The teams I work with are rather disappointed with Intel. Currently the users are all forced to use -standard-semantics -warn:all -stand with the Intel Fortran compilers of ifs and ifort.

Intel, while launching a new processor ifs - wanted it to behave quite like legacy ifort and thus not standard-semantics the default and not issue all the warnings and any remarks re: standard compliance, presumably to satisfy certain other customers.

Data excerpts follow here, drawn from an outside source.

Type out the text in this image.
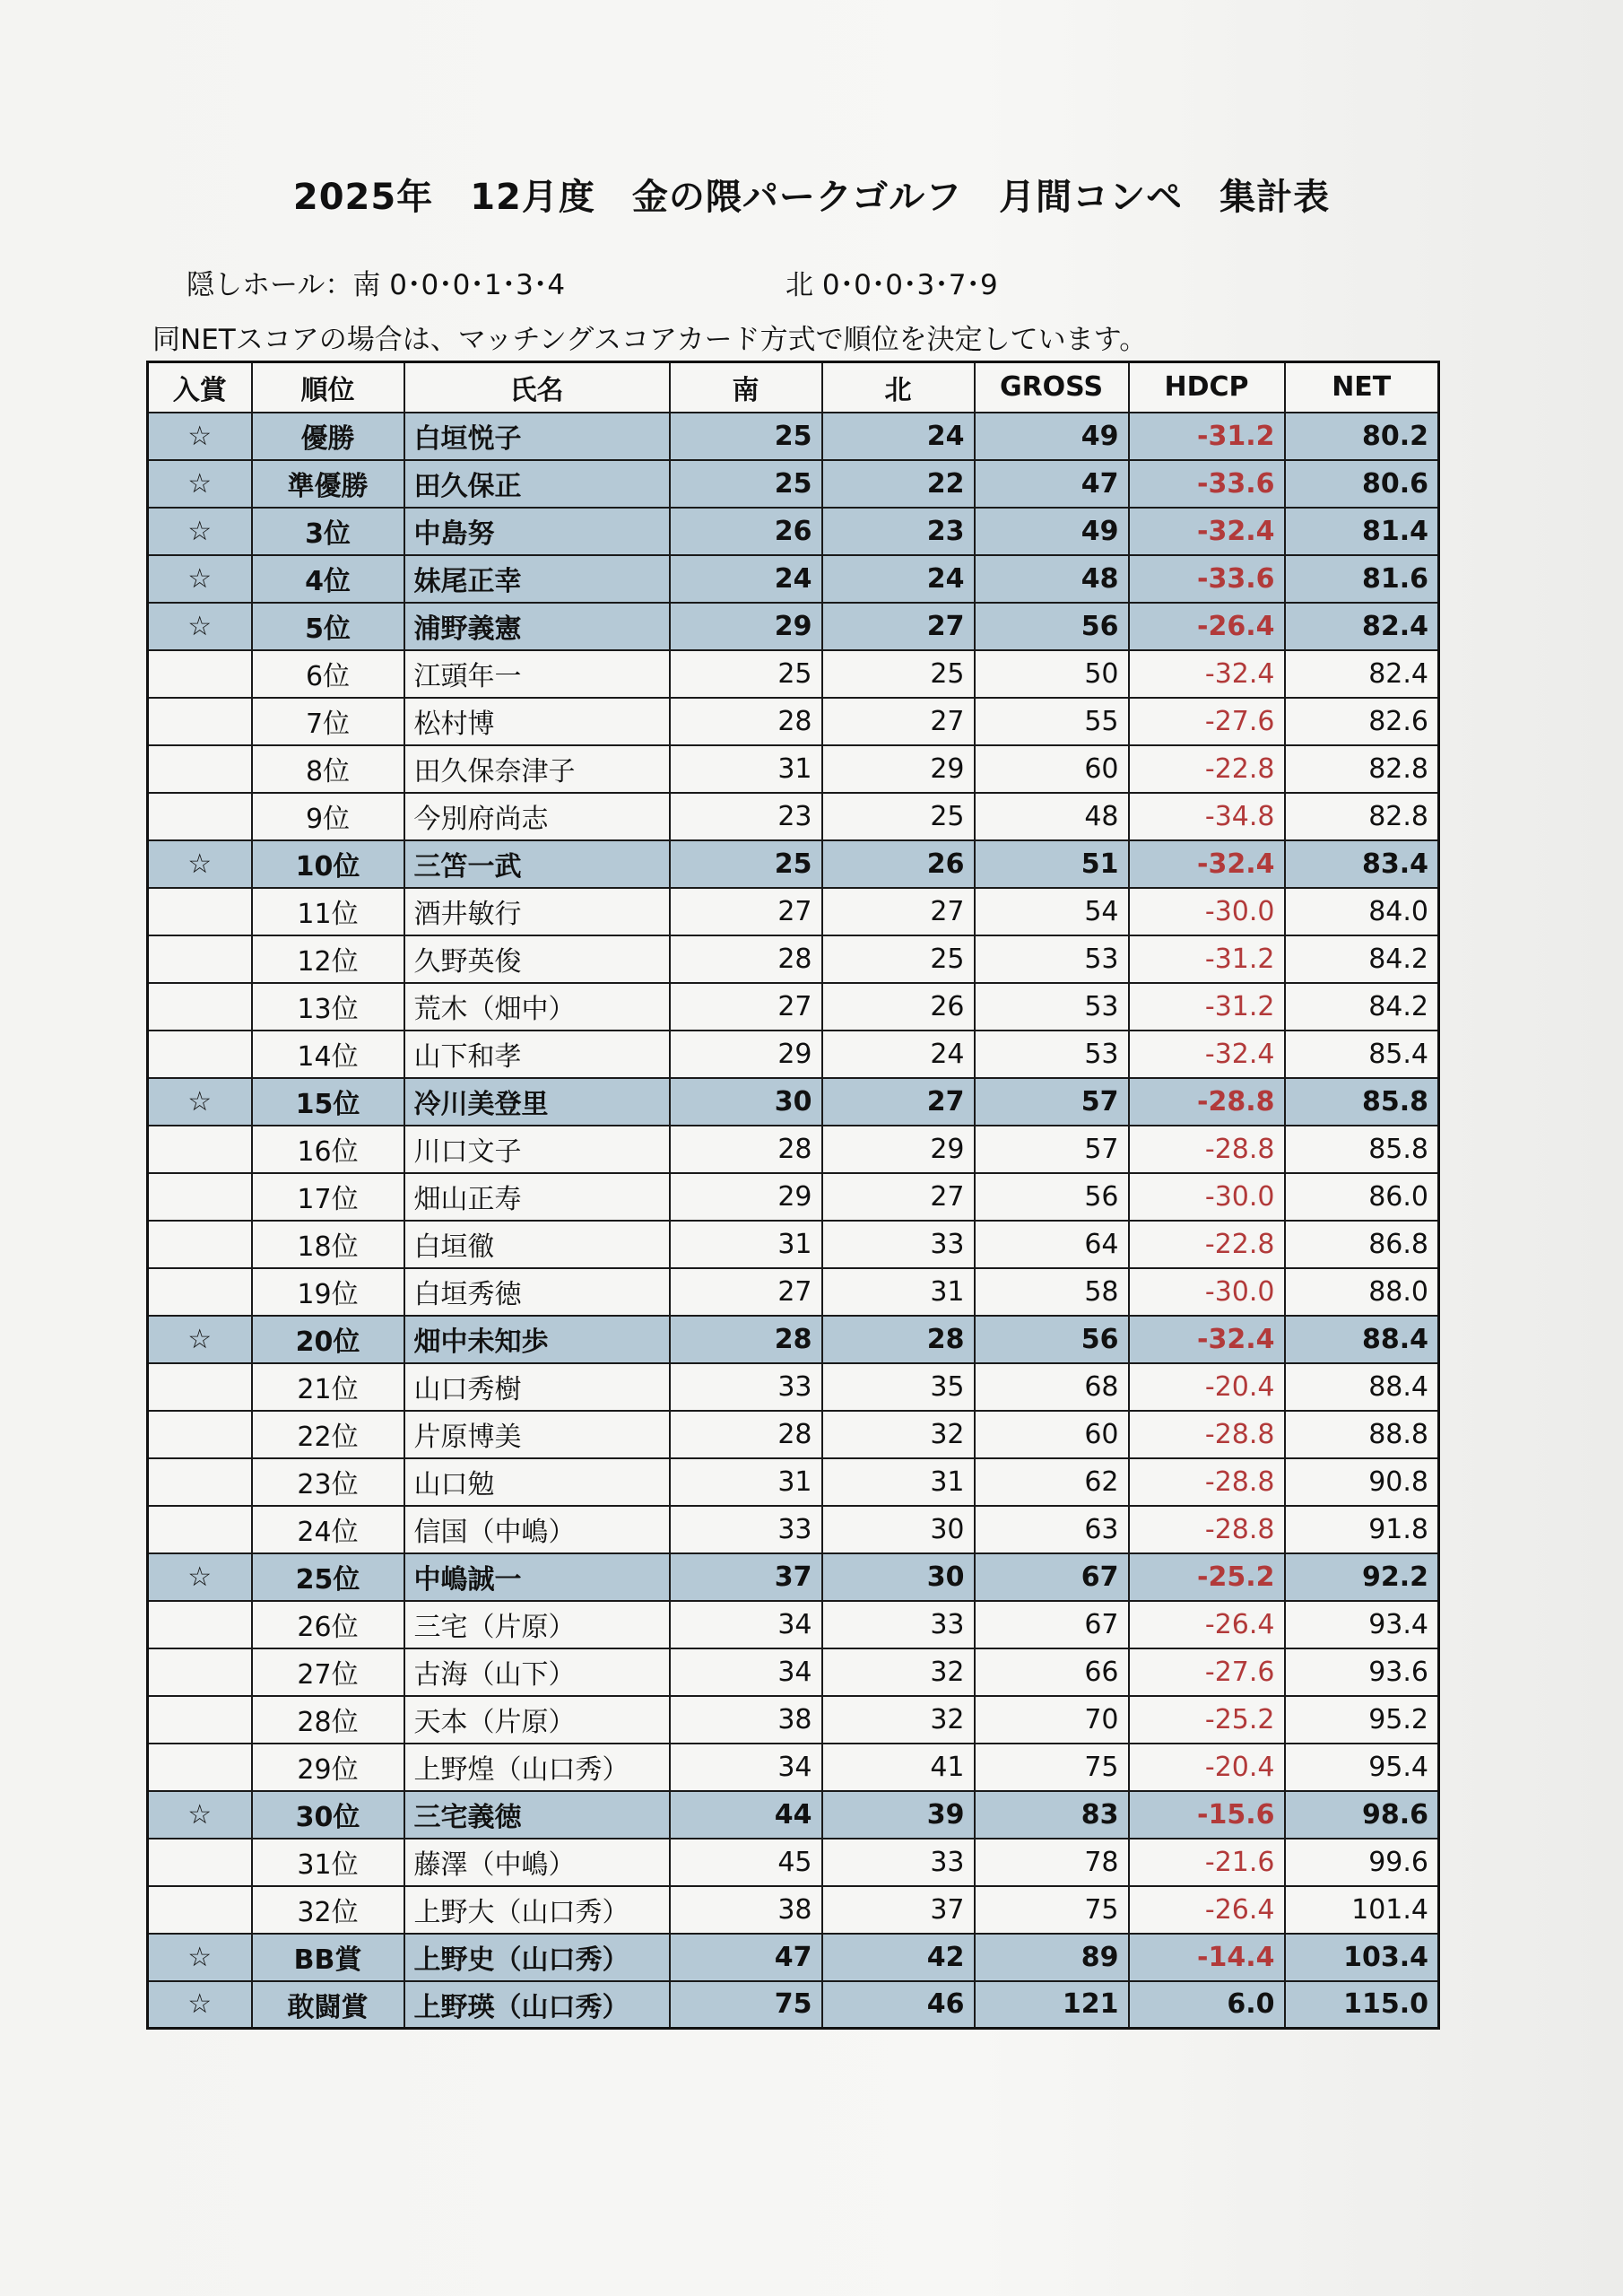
2025年　12月度　金の隈パークゴルフ　月間コンペ　集計表
隠しホール：南 0･0･0･1･3･4	北 0･0･0･3･7･9
同NETスコアの場合は、マッチングスコアカード方式で順位を決定しています。
入賞	順位	氏名	南	北	GROSS	HDCP	NET
☆	優勝	白垣悦子	25	24	49	-31.2	80.2
☆	準優勝	田久保正	25	22	47	-33.6	80.6
☆	3位	中島努	26	23	49	-32.4	81.4
☆	4位	妹尾正幸	24	24	48	-33.6	81.6
☆	5位	浦野義憲	29	27	56	-26.4	82.4
	6位	江頭年一	25	25	50	-32.4	82.4
	7位	松村博	28	27	55	-27.6	82.6
	8位	田久保奈津子	31	29	60	-22.8	82.8
	9位	今別府尚志	23	25	48	-34.8	82.8
☆	10位	三笘一武	25	26	51	-32.4	83.4
	11位	酒井敏行	27	27	54	-30.0	84.0
	12位	久野英俊	28	25	53	-31.2	84.2
	13位	荒木（畑中）	27	26	53	-31.2	84.2
	14位	山下和孝	29	24	53	-32.4	85.4
☆	15位	冷川美登里	30	27	57	-28.8	85.8
	16位	川口文子	28	29	57	-28.8	85.8
	17位	畑山正寿	29	27	56	-30.0	86.0
	18位	白垣徹	31	33	64	-22.8	86.8
	19位	白垣秀徳	27	31	58	-30.0	88.0
☆	20位	畑中未知歩	28	28	56	-32.4	88.4
	21位	山口秀樹	33	35	68	-20.4	88.4
	22位	片原博美	28	32	60	-28.8	88.8
	23位	山口勉	31	31	62	-28.8	90.8
	24位	信国（中嶋）	33	30	63	-28.8	91.8
☆	25位	中嶋誠一	37	30	67	-25.2	92.2
	26位	三宅（片原）	34	33	67	-26.4	93.4
	27位	古海（山下）	34	32	66	-27.6	93.6
	28位	天本（片原）	38	32	70	-25.2	95.2
	29位	上野煌（山口秀）	34	41	75	-20.4	95.4
☆	30位	三宅義徳	44	39	83	-15.6	98.6
	31位	藤澤（中嶋）	45	33	78	-21.6	99.6
	32位	上野大（山口秀）	38	37	75	-26.4	101.4
☆	BB賞	上野史（山口秀）	47	42	89	-14.4	103.4
☆	敢闘賞	上野瑛（山口秀）	75	46	121	6.0	115.0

So then, the teams I work with would have preferred if Intel had also supplied a driver off-the-shelf i.e., part of oneAPI named IFS or something along such lines conveying “Intel Fortran Standard” where “standard” implies strict conformance with ISO IEC standard for Fortran. That is, IFS by default will be the same as IFX with -standard-semantics -warn:all -stand options tacked on. Here. sorry the config file solution is unacceptable.

Anyways, hope Intel manages to retain oneAPI as “free” forever: these teams only use Intel Fortran now because there is no separate licensing requirement with $$ purchases; the minute Intel goes back to the license era with Parallel Studio, etc., these teams will further accelerate the migration away from Fortran.

There is also f18. Is it the old name of the new Flang? (I think as I remember having followed news about f18 in ~2018-2019) Or the name of a part of it, the parser? We can still see f18 on the homepage of the new Flang, also called LLVM flang, which is not the classic Flang (sorry for playing with confusion :wink:).